Sunday, July 29, 2012

Discovering the Rabbit Hole

In the movie ALICE, the heroine falls down a rabbit hole to escape an arranged marriage.  She can't say no to the man seeking her hand because saying no would disappoint her family and the society she lives in.  But she can't marry him either.  Using the always popular passive-agressive tactic of avoidance, she follows a rabbit, falls down a hole, and so begins her adventure of discovery.  Most
of what happens on any adventure feels like bad luck and worse circumstances.  Woe is me.
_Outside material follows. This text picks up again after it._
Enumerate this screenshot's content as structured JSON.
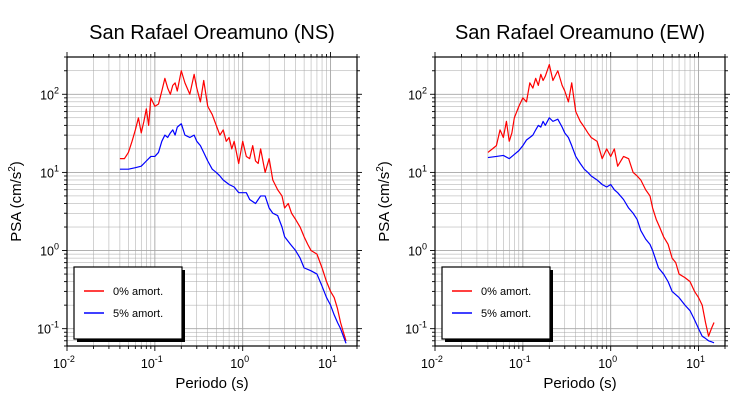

And Alice feels all of that.and more.

Much later, she discovers the real reason she is in Wonderland.  Alice is there to find her muchness.  After many passionate protestations that she is not the true Alice, she finds out that she is.  She can slay monsters with the best them and be the heroine of her own life.  She does this by reconnecting with her true self and that self is ever fearless and ready for the next adventure.  Reality doesn't stand a chance against her belief in herself.  

Like Alice, I'm in search of my muchness.  I'm looking to connect to the child I left behind.  The one who wore her passion on her sleeve, believed in happy endings, and in the highest good for one and all.  Somewhere along the way amid grown up problems and naysayers drowning out the voice of my dreams and my own lack of faith in the impossible, I lost my muchness.  Now, I'm looking to reclaim all that was once mine.  Time doesn't matter in Wonderland, and thank the Universe for that, for I certainly have taken my own good time in organizing a search for my true self.  My muchness.

But knowing my own history, I realized immediately that I needed some help.  Heroic journeys are seldom successful when traveling alone.  So, for the first time, I am using a Life Couch that promises to be its own adventure and using this blog to document my ups and my downs as I journey through Wonderland.  I avoided such counselling professionals in the past thinking that I had all the wisdom to deal with any blocks in the road myself.  It's humbling to discover that there are some fences that are too high to climb.  Besides, her e-mail inviting me to join her group and individual counseling seemed fortuitous.  Destined even.  And success wasn't beating down my door using my current practices.  Practices that had every reason to believe they had a home for life in my life. 

So I jumped or fell in, I can make a case for either story.  But once I did, my Life Coach showed her persistence.  She refused to let me off the hook, and I'm pretty good at unhooking.  So, I answered the call, and put all my dreams for a finished novel and healthier life into the Life Coach's basket.  

Initially, I regretted that decision.  After her first phone call, a little voice nagged at my deepest fears, "This is not you.  This will never be you.  This definitely won't work."   Can't argue with that, I thought.  My history leaves little doubt that the tools proposed to reconfigure my future
are solidly opposite everything I know and love about me.  I don't do schedules or weekly evaluations of my bad habits or celebrate my successes.   

Still, with the support of my Coach and a strong dose of commitment, it might work.  So here I am on the precipice of a change.  I'm Alice searching Wonderland for answers that I think I already know, but hoping I don't.  The Coach is heavy handed on encouragement and assignments that are designed to overome past creative failures and personal disappointments.  So, I embrace change.  It has never shown any true affection for me in the past, but I'm putting out the welcome sign and looking for a different outcome.  Can my muchness be far behind?


Saturday, July 28, 2012

Deborah in Wonderland, the First Post

Yvonne is setting up this blog. Deborah will be back to take it over. And change everything. And then Yvonne will fix it.